Usually once the above mentioned solutions have been exhausted without the desired result frustration starts to set in and one starts wondering how the other sites on WordPress work so well and yours does not.

It’s time for a Scientific Approach

I think it is best to realize at this point that you first have to measure and isolate which layer in the application stack is responsible for giving you sleepless nights. A good tool for measuring your application’s performance is NewRelic. Here is a sample screenshot from the NewRelic Console for one of our clients’ WordPress portals:

Screen Shot 2014-01-27 at 4.56.39 pm

As can be seen the majority of the time (over 90%) is being taken up by the database. Optimizing any other layer will only lead to marginal benefits at best. However, if the database can be optimized we can realize significant performance gains. Armed with this information we can now dig deeper into the underlying queries and the scripts that are executing them.

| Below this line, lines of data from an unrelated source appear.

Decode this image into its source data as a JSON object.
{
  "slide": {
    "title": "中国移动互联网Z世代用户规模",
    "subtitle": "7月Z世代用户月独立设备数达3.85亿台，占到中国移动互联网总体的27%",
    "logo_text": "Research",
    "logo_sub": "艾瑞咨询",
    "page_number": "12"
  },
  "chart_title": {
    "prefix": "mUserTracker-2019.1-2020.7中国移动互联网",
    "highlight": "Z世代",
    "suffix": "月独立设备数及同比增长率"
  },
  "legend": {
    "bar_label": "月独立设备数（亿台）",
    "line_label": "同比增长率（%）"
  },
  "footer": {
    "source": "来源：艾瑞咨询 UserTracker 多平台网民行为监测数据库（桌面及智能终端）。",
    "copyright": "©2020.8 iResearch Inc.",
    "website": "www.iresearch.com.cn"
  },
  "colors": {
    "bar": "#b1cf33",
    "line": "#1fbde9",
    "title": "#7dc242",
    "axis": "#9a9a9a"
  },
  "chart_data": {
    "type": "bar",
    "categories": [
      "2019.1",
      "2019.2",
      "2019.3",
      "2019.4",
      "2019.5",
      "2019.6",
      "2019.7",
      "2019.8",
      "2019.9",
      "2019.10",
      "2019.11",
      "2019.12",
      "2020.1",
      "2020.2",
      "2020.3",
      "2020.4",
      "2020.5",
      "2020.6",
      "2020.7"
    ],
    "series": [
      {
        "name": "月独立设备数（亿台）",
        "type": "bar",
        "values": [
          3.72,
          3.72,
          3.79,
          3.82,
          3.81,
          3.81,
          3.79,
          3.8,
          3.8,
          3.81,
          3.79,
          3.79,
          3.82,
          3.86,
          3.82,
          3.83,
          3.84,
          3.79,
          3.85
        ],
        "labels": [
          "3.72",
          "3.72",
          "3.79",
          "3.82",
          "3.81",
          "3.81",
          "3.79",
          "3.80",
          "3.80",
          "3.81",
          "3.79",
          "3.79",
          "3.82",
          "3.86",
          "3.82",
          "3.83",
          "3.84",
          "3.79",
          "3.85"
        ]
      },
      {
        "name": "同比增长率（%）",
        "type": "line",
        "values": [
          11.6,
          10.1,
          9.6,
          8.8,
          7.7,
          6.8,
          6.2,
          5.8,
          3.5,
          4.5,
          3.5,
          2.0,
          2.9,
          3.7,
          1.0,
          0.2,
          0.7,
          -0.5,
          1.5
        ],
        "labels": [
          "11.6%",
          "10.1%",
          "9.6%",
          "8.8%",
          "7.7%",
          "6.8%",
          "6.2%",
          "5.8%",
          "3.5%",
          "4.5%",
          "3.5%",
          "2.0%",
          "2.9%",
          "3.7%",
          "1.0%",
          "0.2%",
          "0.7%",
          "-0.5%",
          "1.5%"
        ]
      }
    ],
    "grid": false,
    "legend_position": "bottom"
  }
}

Here is a snapshot of the queries that are currently taking the most time. You can also get these details from the MySQL Slow Query Log.

Screen Shot 2014-01-27 at 7.25.40 pm

More Details including the scripts that execute the queries:

SQL Query Details

More details about the time spent during script execution:

Script Execution Time Breakdown

It is clear from these reports that queries that involve the wp_postmeta table seem to be the slowest. Why is that? What is inside the wp_postmeta table that is slowing down the response. A quick count of the two tables shows the following numbers:

mysql> select count(*) from wp_posts;
+----------+
| count(*) |
+----------+
|   223572 |
+----------+
1 row in set (0.20 sec)

mysql> select count(*) from wp_postmeta;
+----------+
| count(*) |
+----------+
|  2018257 |
+----------+
1 row in set (2.44 sec)

So the wp_postmeta table is about 9 times larger than the wp_posts table! Putting it another way – On average every post inserted into the database leads to an additional nine rows in the post_meta table. Suddenly now it starts making sense why the post_meta related queries take their sweet time in responding to the requests. How do we fix this?

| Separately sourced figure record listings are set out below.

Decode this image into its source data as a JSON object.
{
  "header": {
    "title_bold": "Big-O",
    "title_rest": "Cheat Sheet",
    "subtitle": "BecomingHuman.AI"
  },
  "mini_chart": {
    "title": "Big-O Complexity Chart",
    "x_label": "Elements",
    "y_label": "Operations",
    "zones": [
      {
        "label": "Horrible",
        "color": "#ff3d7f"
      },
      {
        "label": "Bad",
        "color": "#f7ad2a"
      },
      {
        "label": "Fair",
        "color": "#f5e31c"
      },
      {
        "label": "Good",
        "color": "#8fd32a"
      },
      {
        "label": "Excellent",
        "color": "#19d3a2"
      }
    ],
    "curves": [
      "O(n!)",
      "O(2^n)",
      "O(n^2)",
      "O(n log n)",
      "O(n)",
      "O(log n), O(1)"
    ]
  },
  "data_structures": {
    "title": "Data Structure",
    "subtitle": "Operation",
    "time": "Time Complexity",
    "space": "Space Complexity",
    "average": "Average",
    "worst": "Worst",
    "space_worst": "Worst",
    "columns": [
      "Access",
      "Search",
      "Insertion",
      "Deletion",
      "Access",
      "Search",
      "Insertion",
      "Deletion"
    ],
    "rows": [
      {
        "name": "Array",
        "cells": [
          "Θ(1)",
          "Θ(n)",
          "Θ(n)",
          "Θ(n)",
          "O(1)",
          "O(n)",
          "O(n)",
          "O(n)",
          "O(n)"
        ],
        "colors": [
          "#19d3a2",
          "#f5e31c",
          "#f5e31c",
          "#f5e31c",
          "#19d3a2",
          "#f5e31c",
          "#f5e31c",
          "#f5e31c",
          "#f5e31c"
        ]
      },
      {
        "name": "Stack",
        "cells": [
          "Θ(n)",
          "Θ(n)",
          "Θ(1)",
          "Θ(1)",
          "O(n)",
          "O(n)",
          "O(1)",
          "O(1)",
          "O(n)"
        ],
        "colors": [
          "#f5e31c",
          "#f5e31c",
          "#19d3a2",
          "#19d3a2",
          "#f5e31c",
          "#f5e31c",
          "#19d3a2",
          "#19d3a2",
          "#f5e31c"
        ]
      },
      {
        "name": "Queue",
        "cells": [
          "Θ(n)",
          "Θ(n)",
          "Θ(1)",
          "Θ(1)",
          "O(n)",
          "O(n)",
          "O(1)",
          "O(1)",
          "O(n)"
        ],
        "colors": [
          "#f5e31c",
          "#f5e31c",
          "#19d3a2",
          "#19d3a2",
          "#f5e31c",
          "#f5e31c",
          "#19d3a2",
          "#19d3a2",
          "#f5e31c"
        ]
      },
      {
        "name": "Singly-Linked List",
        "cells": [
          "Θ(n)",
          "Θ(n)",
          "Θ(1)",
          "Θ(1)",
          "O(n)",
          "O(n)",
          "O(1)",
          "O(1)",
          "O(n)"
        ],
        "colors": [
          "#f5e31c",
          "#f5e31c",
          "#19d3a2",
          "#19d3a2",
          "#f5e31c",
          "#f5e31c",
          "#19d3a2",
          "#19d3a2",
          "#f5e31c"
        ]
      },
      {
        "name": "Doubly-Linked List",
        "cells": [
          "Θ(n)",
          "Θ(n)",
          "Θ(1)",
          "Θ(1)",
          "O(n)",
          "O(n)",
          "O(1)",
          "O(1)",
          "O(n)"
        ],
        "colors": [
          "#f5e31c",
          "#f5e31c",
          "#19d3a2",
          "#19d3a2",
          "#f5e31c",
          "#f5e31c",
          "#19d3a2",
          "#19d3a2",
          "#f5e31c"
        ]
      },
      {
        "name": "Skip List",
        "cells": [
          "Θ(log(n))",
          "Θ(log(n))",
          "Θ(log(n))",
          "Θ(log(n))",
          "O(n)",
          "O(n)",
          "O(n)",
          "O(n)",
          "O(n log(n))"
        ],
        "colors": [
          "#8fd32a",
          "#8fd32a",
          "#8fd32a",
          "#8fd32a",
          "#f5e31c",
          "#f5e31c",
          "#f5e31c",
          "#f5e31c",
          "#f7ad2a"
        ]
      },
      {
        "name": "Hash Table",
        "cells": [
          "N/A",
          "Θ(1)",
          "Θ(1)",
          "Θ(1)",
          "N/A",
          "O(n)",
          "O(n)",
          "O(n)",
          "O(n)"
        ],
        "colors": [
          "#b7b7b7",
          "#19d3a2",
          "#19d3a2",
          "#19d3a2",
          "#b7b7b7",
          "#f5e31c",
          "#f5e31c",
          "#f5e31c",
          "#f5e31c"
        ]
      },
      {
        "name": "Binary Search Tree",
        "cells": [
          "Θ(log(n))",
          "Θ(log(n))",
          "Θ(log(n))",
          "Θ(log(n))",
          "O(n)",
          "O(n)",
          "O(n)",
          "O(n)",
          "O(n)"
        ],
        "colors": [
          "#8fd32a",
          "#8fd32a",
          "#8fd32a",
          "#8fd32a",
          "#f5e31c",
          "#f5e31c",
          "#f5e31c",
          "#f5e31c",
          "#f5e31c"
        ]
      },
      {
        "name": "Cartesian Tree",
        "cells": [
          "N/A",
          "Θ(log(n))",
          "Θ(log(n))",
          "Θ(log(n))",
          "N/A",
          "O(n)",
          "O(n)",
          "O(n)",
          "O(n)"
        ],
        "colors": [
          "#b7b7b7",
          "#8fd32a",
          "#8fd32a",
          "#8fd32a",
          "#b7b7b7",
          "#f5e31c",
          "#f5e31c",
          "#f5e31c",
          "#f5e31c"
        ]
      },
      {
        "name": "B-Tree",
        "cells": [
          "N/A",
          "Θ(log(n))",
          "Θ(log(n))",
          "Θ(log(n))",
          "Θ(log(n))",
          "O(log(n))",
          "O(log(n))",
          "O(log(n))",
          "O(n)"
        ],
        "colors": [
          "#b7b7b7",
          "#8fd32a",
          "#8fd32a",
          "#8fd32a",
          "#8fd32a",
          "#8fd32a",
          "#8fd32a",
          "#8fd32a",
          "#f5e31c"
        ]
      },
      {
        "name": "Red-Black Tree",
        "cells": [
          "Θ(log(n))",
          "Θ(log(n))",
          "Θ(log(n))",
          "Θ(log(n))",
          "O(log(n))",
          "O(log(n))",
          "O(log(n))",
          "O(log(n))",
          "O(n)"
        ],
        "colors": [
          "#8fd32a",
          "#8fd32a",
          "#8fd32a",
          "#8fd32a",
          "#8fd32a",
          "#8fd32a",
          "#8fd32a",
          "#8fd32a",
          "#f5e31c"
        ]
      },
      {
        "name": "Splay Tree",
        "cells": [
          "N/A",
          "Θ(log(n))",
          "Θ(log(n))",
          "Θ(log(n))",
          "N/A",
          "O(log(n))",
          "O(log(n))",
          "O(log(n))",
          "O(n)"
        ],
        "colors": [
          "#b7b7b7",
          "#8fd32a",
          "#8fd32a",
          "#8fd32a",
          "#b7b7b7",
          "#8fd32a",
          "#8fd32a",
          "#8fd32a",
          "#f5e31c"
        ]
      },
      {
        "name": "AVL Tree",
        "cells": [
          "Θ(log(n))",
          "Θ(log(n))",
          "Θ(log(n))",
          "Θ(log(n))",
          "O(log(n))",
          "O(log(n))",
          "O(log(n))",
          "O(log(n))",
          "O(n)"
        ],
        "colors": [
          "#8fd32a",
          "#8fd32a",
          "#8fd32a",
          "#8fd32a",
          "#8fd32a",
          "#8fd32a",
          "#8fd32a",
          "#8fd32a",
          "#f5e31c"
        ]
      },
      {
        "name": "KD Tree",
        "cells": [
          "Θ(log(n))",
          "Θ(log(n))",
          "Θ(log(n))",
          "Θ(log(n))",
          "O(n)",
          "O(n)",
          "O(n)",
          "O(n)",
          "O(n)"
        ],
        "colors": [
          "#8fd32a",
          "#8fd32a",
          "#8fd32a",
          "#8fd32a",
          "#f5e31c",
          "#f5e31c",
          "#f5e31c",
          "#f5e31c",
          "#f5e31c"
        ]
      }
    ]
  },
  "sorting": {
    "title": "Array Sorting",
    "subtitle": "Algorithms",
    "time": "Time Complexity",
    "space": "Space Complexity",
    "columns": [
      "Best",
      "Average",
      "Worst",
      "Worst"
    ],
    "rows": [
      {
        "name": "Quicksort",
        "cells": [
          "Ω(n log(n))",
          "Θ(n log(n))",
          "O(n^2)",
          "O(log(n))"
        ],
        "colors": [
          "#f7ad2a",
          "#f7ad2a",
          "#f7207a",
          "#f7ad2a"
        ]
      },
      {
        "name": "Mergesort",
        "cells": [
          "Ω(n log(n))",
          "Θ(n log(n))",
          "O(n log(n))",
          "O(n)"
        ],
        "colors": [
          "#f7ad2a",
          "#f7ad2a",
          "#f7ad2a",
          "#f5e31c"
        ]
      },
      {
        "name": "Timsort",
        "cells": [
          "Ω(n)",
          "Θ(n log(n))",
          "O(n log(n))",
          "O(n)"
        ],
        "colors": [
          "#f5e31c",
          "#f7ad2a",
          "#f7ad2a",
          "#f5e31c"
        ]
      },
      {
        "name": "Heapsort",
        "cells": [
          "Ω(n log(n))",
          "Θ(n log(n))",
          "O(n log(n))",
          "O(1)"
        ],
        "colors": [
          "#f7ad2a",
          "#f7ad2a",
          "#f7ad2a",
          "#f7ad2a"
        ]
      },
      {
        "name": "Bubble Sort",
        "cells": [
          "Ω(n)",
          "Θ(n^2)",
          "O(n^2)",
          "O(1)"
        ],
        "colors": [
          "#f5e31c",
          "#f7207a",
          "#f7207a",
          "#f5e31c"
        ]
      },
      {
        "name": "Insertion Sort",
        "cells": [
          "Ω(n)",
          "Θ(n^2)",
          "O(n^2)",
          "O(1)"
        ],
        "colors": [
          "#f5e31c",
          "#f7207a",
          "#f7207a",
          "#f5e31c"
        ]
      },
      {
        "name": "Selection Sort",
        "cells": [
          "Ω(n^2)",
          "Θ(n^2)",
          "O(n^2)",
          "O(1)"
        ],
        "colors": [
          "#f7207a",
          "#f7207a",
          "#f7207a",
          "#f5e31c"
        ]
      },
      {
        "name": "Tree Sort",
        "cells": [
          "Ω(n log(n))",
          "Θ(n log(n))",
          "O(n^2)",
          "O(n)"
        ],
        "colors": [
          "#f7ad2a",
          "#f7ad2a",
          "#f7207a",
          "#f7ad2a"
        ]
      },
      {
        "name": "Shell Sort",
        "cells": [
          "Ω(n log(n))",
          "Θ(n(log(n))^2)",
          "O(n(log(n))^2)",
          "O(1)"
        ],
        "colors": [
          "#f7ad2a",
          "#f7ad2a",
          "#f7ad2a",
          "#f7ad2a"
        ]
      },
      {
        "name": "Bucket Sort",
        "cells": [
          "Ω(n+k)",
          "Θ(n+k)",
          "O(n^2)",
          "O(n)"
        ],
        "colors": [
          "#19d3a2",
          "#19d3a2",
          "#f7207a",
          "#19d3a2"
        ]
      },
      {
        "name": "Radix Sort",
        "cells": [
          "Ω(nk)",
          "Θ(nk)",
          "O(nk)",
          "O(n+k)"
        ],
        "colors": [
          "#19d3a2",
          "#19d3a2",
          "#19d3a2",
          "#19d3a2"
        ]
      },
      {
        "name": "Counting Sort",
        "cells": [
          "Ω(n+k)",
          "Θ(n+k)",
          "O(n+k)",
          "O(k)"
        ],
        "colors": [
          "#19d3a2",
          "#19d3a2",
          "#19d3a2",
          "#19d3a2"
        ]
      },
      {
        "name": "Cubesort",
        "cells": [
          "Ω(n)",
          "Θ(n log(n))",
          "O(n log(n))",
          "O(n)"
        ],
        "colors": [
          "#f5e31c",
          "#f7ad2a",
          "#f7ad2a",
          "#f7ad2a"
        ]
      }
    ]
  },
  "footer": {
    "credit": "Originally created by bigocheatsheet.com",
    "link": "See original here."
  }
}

Solutions to the Table Bloat

Well not all bloats are created equal. We need to dig deeper and figure out what kind of extra information is being added by each post.

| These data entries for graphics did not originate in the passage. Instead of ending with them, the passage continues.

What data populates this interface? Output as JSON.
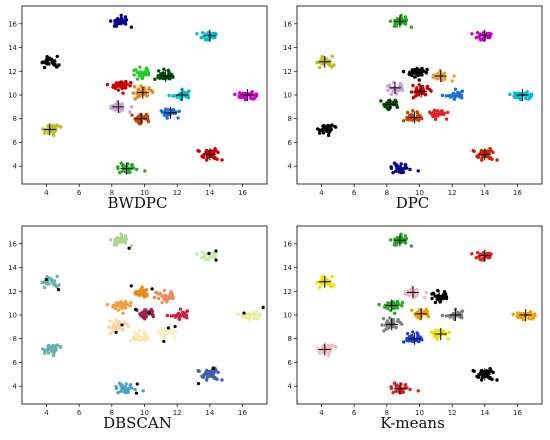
{
  "chart_data": [
    {
      "type": "scatter",
      "title": "BWDPC",
      "xlim": [
        2.5,
        17.5
      ],
      "ylim": [
        2.5,
        17.5
      ],
      "xticks": [
        4,
        6,
        8,
        10,
        12,
        14,
        16
      ],
      "yticks": [
        4,
        6,
        8,
        10,
        12,
        14,
        16
      ],
      "clusters": [
        {
          "cx": 4.2,
          "cy": 12.8,
          "color": "#000000",
          "center": false
        },
        {
          "cx": 8.5,
          "cy": 16.2,
          "color": "#00008b",
          "center": false
        },
        {
          "cx": 14.0,
          "cy": 15.0,
          "color": "#00bcd4",
          "center": true
        },
        {
          "cx": 16.3,
          "cy": 10.0,
          "color": "#cc00cc",
          "center": true
        },
        {
          "cx": 4.2,
          "cy": 7.1,
          "color": "#bcbd22",
          "center": true
        },
        {
          "cx": 8.9,
          "cy": 3.8,
          "color": "#22aa22",
          "center": true
        },
        {
          "cx": 14.0,
          "cy": 5.0,
          "color": "#cc0000",
          "center": true
        },
        {
          "cx": 8.5,
          "cy": 10.8,
          "color": "#cc0000",
          "center": false
        },
        {
          "cx": 8.4,
          "cy": 9.0,
          "color": "#c8a0d8",
          "center": true
        },
        {
          "cx": 9.8,
          "cy": 11.9,
          "color": "#22cc22",
          "center": false
        },
        {
          "cx": 9.9,
          "cy": 10.2,
          "color": "#e8891c",
          "center": true
        },
        {
          "cx": 9.8,
          "cy": 8.0,
          "color": "#cc4400",
          "center": true
        },
        {
          "cx": 11.3,
          "cy": 11.6,
          "color": "#004d00",
          "center": true
        },
        {
          "cx": 11.6,
          "cy": 8.5,
          "color": "#1e6fd9",
          "center": true
        },
        {
          "cx": 12.3,
          "cy": 10.0,
          "color": "#00bcd4",
          "center": true
        }
      ]
    },
    {
      "type": "scatter",
      "title": "DPC",
      "xlim": [
        2.5,
        17.5
      ],
      "ylim": [
        2.5,
        17.5
      ],
      "xticks": [
        4,
        6,
        8,
        10,
        12,
        14,
        16
      ],
      "yticks": [
        4,
        6,
        8,
        10,
        12,
        14,
        16
      ],
      "clusters": [
        {
          "cx": 4.2,
          "cy": 12.8,
          "color": "#bcbd22",
          "center": true
        },
        {
          "cx": 8.8,
          "cy": 16.2,
          "color": "#22aa22",
          "center": true
        },
        {
          "cx": 14.0,
          "cy": 15.0,
          "color": "#cc00cc",
          "center": true
        },
        {
          "cx": 16.3,
          "cy": 10.0,
          "color": "#00bcd4",
          "center": true
        },
        {
          "cx": 4.2,
          "cy": 7.1,
          "color": "#000000",
          "center": false
        },
        {
          "cx": 8.8,
          "cy": 3.8,
          "color": "#00008b",
          "center": false
        },
        {
          "cx": 14.0,
          "cy": 5.0,
          "color": "#cc2200",
          "center": true
        },
        {
          "cx": 9.8,
          "cy": 11.9,
          "color": "#000000",
          "center": true
        },
        {
          "cx": 11.3,
          "cy": 11.6,
          "color": "#e8a040",
          "center": true
        },
        {
          "cx": 8.5,
          "cy": 10.6,
          "color": "#c8a0d8",
          "center": true
        },
        {
          "cx": 10.1,
          "cy": 10.3,
          "color": "#cc0000",
          "center": true
        },
        {
          "cx": 8.2,
          "cy": 9.2,
          "color": "#004d00",
          "center": true
        },
        {
          "cx": 9.7,
          "cy": 8.1,
          "color": "#cc4400",
          "center": true
        },
        {
          "cx": 11.2,
          "cy": 8.4,
          "color": "#dd2222",
          "center": false
        },
        {
          "cx": 12.2,
          "cy": 10.0,
          "color": "#1e6fd9",
          "center": false
        }
      ]
    },
    {
      "type": "scatter",
      "title": "DBSCAN",
      "xlim": [
        2.5,
        17.5
      ],
      "ylim": [
        2.5,
        17.5
      ],
      "xticks": [
        4,
        6,
        8,
        10,
        12,
        14,
        16
      ],
      "yticks": [
        4,
        6,
        8,
        10,
        12,
        14,
        16
      ],
      "clusters": [
        {
          "cx": 4.2,
          "cy": 12.8,
          "color": "#66b3aa",
          "center": false
        },
        {
          "cx": 8.5,
          "cy": 16.3,
          "color": "#a8d890",
          "center": false
        },
        {
          "cx": 14.0,
          "cy": 15.0,
          "color": "#cfe8b0",
          "center": false
        },
        {
          "cx": 16.5,
          "cy": 10.0,
          "color": "#e8f0a0",
          "center": false
        },
        {
          "cx": 4.2,
          "cy": 7.1,
          "color": "#66b3aa",
          "center": false
        },
        {
          "cx": 8.8,
          "cy": 3.8,
          "color": "#4aa0c8",
          "center": false
        },
        {
          "cx": 14.0,
          "cy": 5.0,
          "color": "#4060b0",
          "center": false
        },
        {
          "cx": 8.5,
          "cy": 10.8,
          "color": "#f0a040",
          "center": false
        },
        {
          "cx": 9.9,
          "cy": 11.9,
          "color": "#e8891c",
          "center": false
        },
        {
          "cx": 11.3,
          "cy": 11.6,
          "color": "#f08a60",
          "center": false
        },
        {
          "cx": 8.4,
          "cy": 9.0,
          "color": "#f8d8a0",
          "center": false
        },
        {
          "cx": 10.1,
          "cy": 10.1,
          "color": "#a0204a",
          "center": false
        },
        {
          "cx": 9.8,
          "cy": 8.1,
          "color": "#f8e8b0",
          "center": false
        },
        {
          "cx": 11.4,
          "cy": 8.5,
          "color": "#f8f0c0",
          "center": false
        },
        {
          "cx": 12.2,
          "cy": 10.0,
          "color": "#cc2244",
          "center": false
        }
      ]
    },
    {
      "type": "scatter",
      "title": "K-means",
      "xlim": [
        2.5,
        17.5
      ],
      "ylim": [
        2.5,
        17.5
      ],
      "xticks": [
        4,
        6,
        8,
        10,
        12,
        14,
        16
      ],
      "yticks": [
        4,
        6,
        8,
        10,
        12,
        14,
        16
      ],
      "clusters": [
        {
          "cx": 4.2,
          "cy": 12.8,
          "color": "#f0e000",
          "center": true
        },
        {
          "cx": 8.8,
          "cy": 16.3,
          "color": "#22aa22",
          "center": true
        },
        {
          "cx": 14.0,
          "cy": 15.0,
          "color": "#dd2222",
          "center": true
        },
        {
          "cx": 16.5,
          "cy": 10.0,
          "color": "#f0a000",
          "center": true
        },
        {
          "cx": 4.2,
          "cy": 7.1,
          "color": "#f0b8c0",
          "center": true
        },
        {
          "cx": 8.8,
          "cy": 3.8,
          "color": "#dd2222",
          "center": true
        },
        {
          "cx": 14.0,
          "cy": 5.0,
          "color": "#000000",
          "center": true
        },
        {
          "cx": 8.3,
          "cy": 10.8,
          "color": "#22aa22",
          "center": true
        },
        {
          "cx": 9.6,
          "cy": 11.9,
          "color": "#f0b8c0",
          "center": true
        },
        {
          "cx": 11.2,
          "cy": 11.6,
          "color": "#000000",
          "center": true
        },
        {
          "cx": 8.3,
          "cy": 9.2,
          "color": "#808080",
          "center": true
        },
        {
          "cx": 10.1,
          "cy": 10.1,
          "color": "#f0a000",
          "center": true
        },
        {
          "cx": 9.7,
          "cy": 8.0,
          "color": "#1e3fd9",
          "center": true
        },
        {
          "cx": 11.3,
          "cy": 8.4,
          "color": "#f0e000",
          "center": true
        },
        {
          "cx": 12.2,
          "cy": 10.0,
          "color": "#808080",
          "center": true
        }
      ]
    }
  ]
}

In this particular case we found:

  1. 6 hidden fields added by a sitemap plugin for every post since it was installed
  2. 10 custom fields of which 4 to 5 were inserted with every post
  3. 4 hidden fields added by an SEO plugin for every post since it was installed

We implemented different solutions to solve different problems. Here is what we did:

  1. We moved the custom fields to a different table and setup the columns for each custom field
  2. We modified the sitemap plugin so that it would generate the sitemap without the need to store additional information against each post
  3. We modified the SEO plugin to store all the extra information in its own tables
  4. We reviewed the theme carefully and optimized queries by replacing functions and classes and found alternatives to achieving the same functionality without the costly queries that required complex joins.
  5. We added more intelligence to the theme files so that it would rely on cached results and would not query the database every time a page was opened.
  6. The database results are cached in Redis and are updated when a new post is added.
  7. The cache periodically rebuilds itself as well and serves stale data until it has been updated.

 Moral of the Story

Well there are several:

  1. Use the right tools to identify the bottleneck in the Application Stack. For WordPress in most cases it is the DB.
  2. Not all plugins are created equal. Double check plugins when you install them and see where and how they store information. Plan and project accordingly.
  3. Only install the plugins you really need. The more plugins you add the slower your site will become.
  4. Not all themes are created equal. Check to see how they leverage WordPress Database functions. A good theme programmer understands and appreciates the WordPress ORM’s strengths and weaknesses.
  5. Not all queries can be optimized especially those that are generated from the WordPress core. Try and figure out a method that can be used to cache the results if possible.